Today is


   "A word to the wise ain't necessary --  
          it's the stupid ones that need the advice."
					-Bill Cosby

Monday, March 20, 2006


More documentary blogging

We went on a record store binge this weekend, and my husband came away -- among other things -- with this documentary about Glenn Gould, which he made me promise to watch with him. My husband plays piano and worships Bach, so the Glenn Gould fanaticism sort of comes with the territory. He has managed to make me into a Glenn Gould fan as well (it's not hard), but I wasn't sure I was far enough advanced actually to enjoy a documentary about Gould -- especially one which included performances, not only of Bach and Gibbons, but also of Schoenberg, Webern, and Berg. Well, I still love the performances of Bach, and I still don't understand the atonal composers, and I found Gould to be -- in his performances and in his interviews -- absolutely riveting. Of course, I had seen Thirty Two Short Films about Glenn Gould, and I knew a little about Gould's famed "eccentricities," but I'm not a member of the Cult of the Tortured Genius - -which, I think, tends to romanticize mental illness and trivialize true genius. What I loved about the interviews with Gould in this documentary was the gilmpse they provided of a brilliant, funny, engaging, slightly self-deprecating man who had thought deeply about the music he loved, and whose genius arose, not from the obsessive-compulsive ketchup-eating depths, but from the same source as those qualities which made him such a spellbinding talker. Glenn Gould: The Alchemist is not about a nut who happened to be a genius, nor even about a genius who happened to be a nut.
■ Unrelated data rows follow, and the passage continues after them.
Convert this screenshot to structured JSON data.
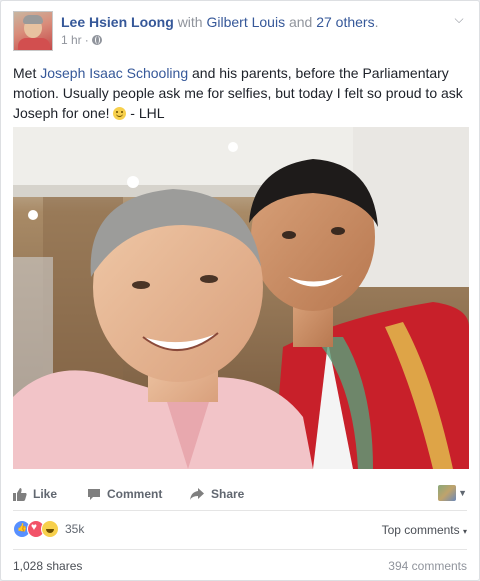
{
  "post": {
    "author": "Lee Hsien Loong",
    "with_word": "with",
    "tagged_name": "Gilbert Louis",
    "and_word": "and",
    "others": "27 others",
    "period": ".",
    "timestamp": "1 hr",
    "separator": "·",
    "privacy_icon": "globe-icon",
    "menu_icon": "chevron-down-icon",
    "text_before": "Met ",
    "mention": "Joseph Isaac Schooling",
    "text_after": " and his parents, before the Parliamentary motion. Usually people ask me for selfies, but today I felt so proud to ask Joseph for one! ",
    "emoji": "smiley-icon",
    "signoff": " - LHL"
  },
  "actions": {
    "like_label": "Like",
    "comment_label": "Comment",
    "share_label": "Share",
    "like_icon": "thumbs-up-icon",
    "comment_icon": "comment-bubble-icon",
    "share_icon": "share-arrow-icon"
  },
  "stats": {
    "reactions_count": "35k",
    "reaction_icons": [
      "like-reaction-icon",
      "love-reaction-icon",
      "haha-reaction-icon"
    ],
    "top_comments_label": "Top comments",
    "caret": "▾",
    "shares": "1,028 shares",
    "comments": "394 comments"
  },
  "colors": {
    "link": "#365899",
    "meta_grey": "#90949c",
    "action_grey": "#616770",
    "jacket_red": "#c8202a",
    "shirt_pink": "#f2c4c8"
  }
}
It's about a man who happened to be a genius, and whose "nuttiness" is almost entirely beside the point.

2 Comments:

Blogger Conservative in Virginia said...

Do you have the CDs where Gould is playing Bach and humming along? He hums like I sing: not well.

March 20, 2006 3:01 PM  
Blogger Kate Marie said...

Sadeeq has about every Glenn Gould CD ever made, so we do indeed have the humming. It's really kind of endearing, though, given his theory of how recording is so much better than live performances -- the human element creeps back into the recording whether he likes it or not.